Monday, January 10, 2005

Desktop search: why it has to be much smarter

Faughnan's Tech: Copernic/AOL: current leader in the sponsored (freebie) Windows desktop search race

I keep this blog primarily for my own uses as a place to keep notes on topics. Occasionally I do make editorial comments, but I was surprised recently to learn that at least two people read my posts on Copernic. I even replied to a comment explaining why I haven't yet bothered with MSN search.

So although I don't expect much readership, I'll expound a bit here on my thoughts on desktop search. If nothing else I'll link back to this in future.

I think desktop search has to be smarter than most people think -- at least for the 0.01% of the world that resembles me. (Caveat: I'm so far off the spectrum of users that no product manager with experience would use me as a representative user. On the other hand, I may resemble a "department" of typical users.)

I have thousands, maybe tens of thousands, of documents distributed across local and networked drives and, now, Blogger repositories. They go back about 15 years. I have maybe 10,000 images and they're growing fast. I have over 4GB of email in Outlook repositories and 2GB in Eudora. I have spreadsheets, databases, etc.

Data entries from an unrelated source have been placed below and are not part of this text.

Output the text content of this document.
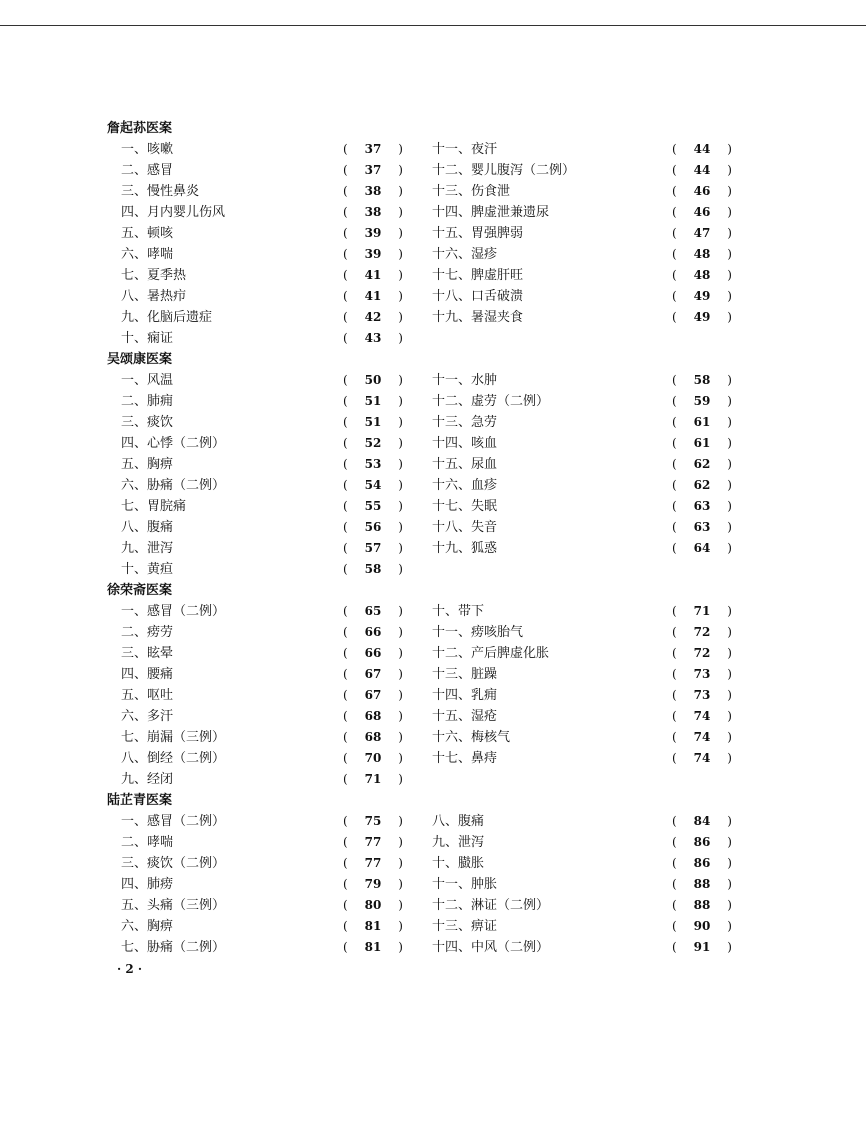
詹起荪医案
一、咳嗽	( 37 ) 十一、夜汗	( 44 )
二、感冒	( 37 ) 十二、婴儿腹泻（二例）	( 44 )
三、慢性鼻炎	( 38 ) 十三、伤食泄	( 46 )
四、月内婴儿伤风	( 38 ) 十四、脾虚泄兼遗尿	( 46 )
五、顿咳	( 39 ) 十五、胃强脾弱	( 47 )
六、哮喘	( 39 ) 十六、湿疹	( 48 )
七、夏季热	( 41 ) 十七、脾虚肝旺	( 48 )
八、暑热疖	( 41 ) 十八、口舌破溃	( 49 )
九、化脑后遗症	( 42 ) 十九、暑湿夹食	( 49 )
十、痫证	( 43 )
吴颂康医案
一、风温	( 50 ) 十一、水肿	( 58 )
二、肺痈	( 51 ) 十二、虚劳（二例）	( 59 )
三、痰饮	( 51 ) 十三、急劳	( 61 )
四、心悸（二例）	( 52 ) 十四、咳血	( 61 )
五、胸痹	( 53 ) 十五、尿血	( 62 )
六、胁痛（二例）	( 54 ) 十六、血疹	( 62 )
七、胃脘痛	( 55 ) 十七、失眠	( 63 )
八、腹痛	( 56 ) 十八、失音	( 63 )
九、泄泻	( 57 ) 十九、狐惑	( 64 )
十、黄疸	( 58 )
徐荣斋医案
一、感冒（二例）	( 65 ) 十、带下	( 71 )
二、痨劳	( 66 ) 十一、痨咳胎气	( 72 )
三、眩晕	( 66 ) 十二、产后脾虚化胀	( 72 )
四、腰痛	( 67 ) 十三、脏躁	( 73 )
五、呕吐	( 67 ) 十四、乳痈	( 73 )
六、多汗	( 68 ) 十五、湿疮	( 74 )
七、崩漏（三例）	( 68 ) 十六、梅核气	( 74 )
八、倒经（二例）	( 70 ) 十七、鼻痔	( 74 )
九、经闭	( 71 )
陆芷青医案
一、感冒（二例）	( 75 ) 八、腹痛	( 84 )
二、哮喘	( 77 ) 九、泄泻	( 86 )
三、痰饮（二例）	( 77 ) 十、臌胀	( 86 )
四、肺痨	( 79 ) 十一、肿胀	( 88 )
五、头痛（三例）	( 80 ) 十二、淋证（二例）	( 88 )
六、胸痹	( 81 ) 十三、痹证	( 90 )
七、胁痛（二例）	( 81 ) 十四、中风（二例）	( 91 )
· 2 ·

"Dumb" full-text search of my repository just returns noise: thousands of hits.

On the other hand, Lookout works great.


Because I use Lookout to search only my Outlook repository. And that repository has LOTS of rich metadata. There are date entries, subject entries, people entries, item-type (contact, task) etc. Lookout provides ways to constrain searches by metadata. It seems to use the metadata in its ranking (Subject >> text). It allows me to omit indexing attachments -- which adds more noise than value. I learn to edit email subjects/titles in Outlook (secret tip: this is very easy to do) before I throw my email in the Save folder (I don't use any other email folders). I can add an optional layer of on-the-fly metadata by adding categories. (Very poorly supported in Outlook otherwise this would work better.)

Desktop search has very little metadata to go on. Yeah, NTFS has LOTS of rich metadata support -- but it's ignored by almost all applications. Microsoft synchronizes (awkardly) Office document metadata with NTFS metadata, but even in Office support is weak. The workflow for adding metadata, even document titles, is very poor.

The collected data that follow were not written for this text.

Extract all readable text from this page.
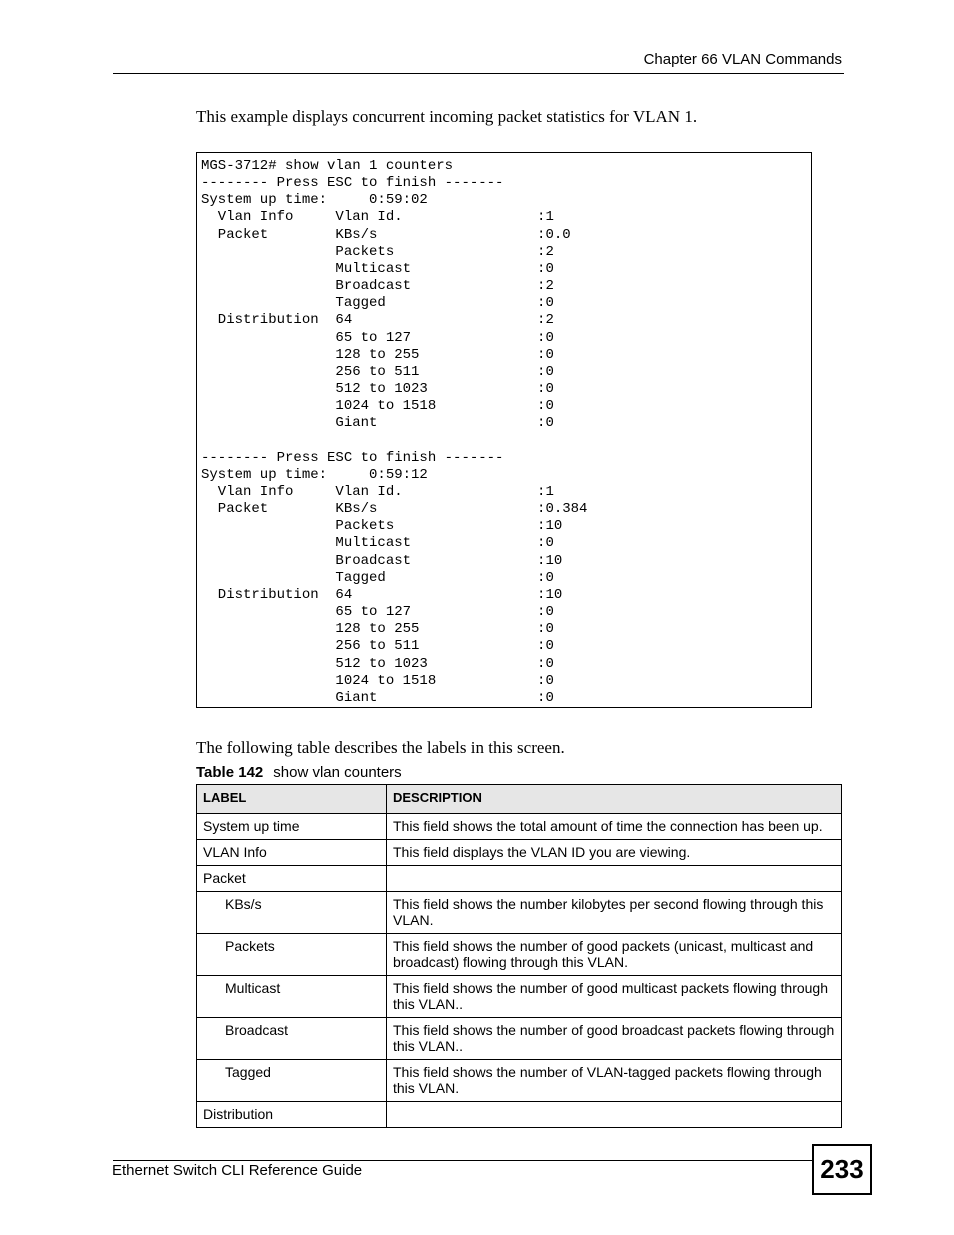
Chapter 66 VLAN Commands
This example displays concurrent incoming packet statistics for VLAN 1.
MGS-3712# show vlan 1 counters
-------- Press ESC to finish -------
System up time:     0:59:02
Vlan Info     Vlan Id.                :1
Packet        KBs/s                   :0.0
Packets                 :2
Multicast               :0
Broadcast               :2
Tagged                  :0
Distribution  64                      :2
65 to 127               :0
128 to 255              :0
256 to 511              :0
512 to 1023             :0
1024 to 1518            :0
Giant                   :0

-------- Press ESC to finish -------
System up time:     0:59:12
Vlan Info     Vlan Id.                :1
Packet        KBs/s                   :0.384
Packets                 :10
Multicast               :0
Broadcast               :10
Tagged                  :0
Distribution  64                      :10
65 to 127               :0
128 to 255              :0
256 to 511              :0
512 to 1023             :0
1024 to 1518            :0
Giant                   :0
The following table describes the labels in this screen.
Table 142 show vlan counters
LABEL	DESCRIPTION
System up time	This field shows the total amount of time the connection has been up.
VLAN Info	This field displays the VLAN ID you are viewing.
Packet	
KBs/s	This field shows the number kilobytes per second flowing through this VLAN.
Packets	This field shows the number of good packets (unicast, multicast and broadcast) flowing through this VLAN.
Multicast	This field shows the number of good multicast packets flowing through this VLAN..
Broadcast	This field shows the number of good broadcast packets flowing through this VLAN..
Tagged	This field shows the number of VLAN-tagged packets flowing through this VLAN.
Distribution	
Ethernet Switch CLI Reference Guide	233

The biggest source of filesyste meaning-rich metadata on a PC is the folder/path name -- even more than the file name. I do better using a self-built kludged implementation of Norton Change Directory than I do with Copernic or any other filesystem indexing method. That works because I try to make my folder names descriptive.

Smart desktop search for someone as atypical as me needs to be smart about metadata. It needs to value strings in path names more than strings buried on page 50 of a 200 page document. It needs to value "Title" strings more than deep tex strings. It needs to value file name strings. It needs to rank recent above old. Heck, I could make a longer list (anyone want to pay me :-?).

Search results need to be very quick to sort and (me only -- subsort) and to allow additional subqueries (ok, I'm very data oriented.)

I think OS X Tiger search is going to knock the socks off the PC products I've seen so far -- including Google's disappointing offering. Reading their developer notes, they clearly understand the problem -- and, more importantly, they plan to deliver on their understanding.

Yeah, I know Microsoft has great stuff in the labs (Longhorn, etc) -- but so did Xerox 20 years ago.

Of course, as noted above, I'm really extreme. On the other hand, a departmental group of 10-20 people may have similar needs to mine. So someone building a desktop search solution for someone like me is building something that may work in an organization.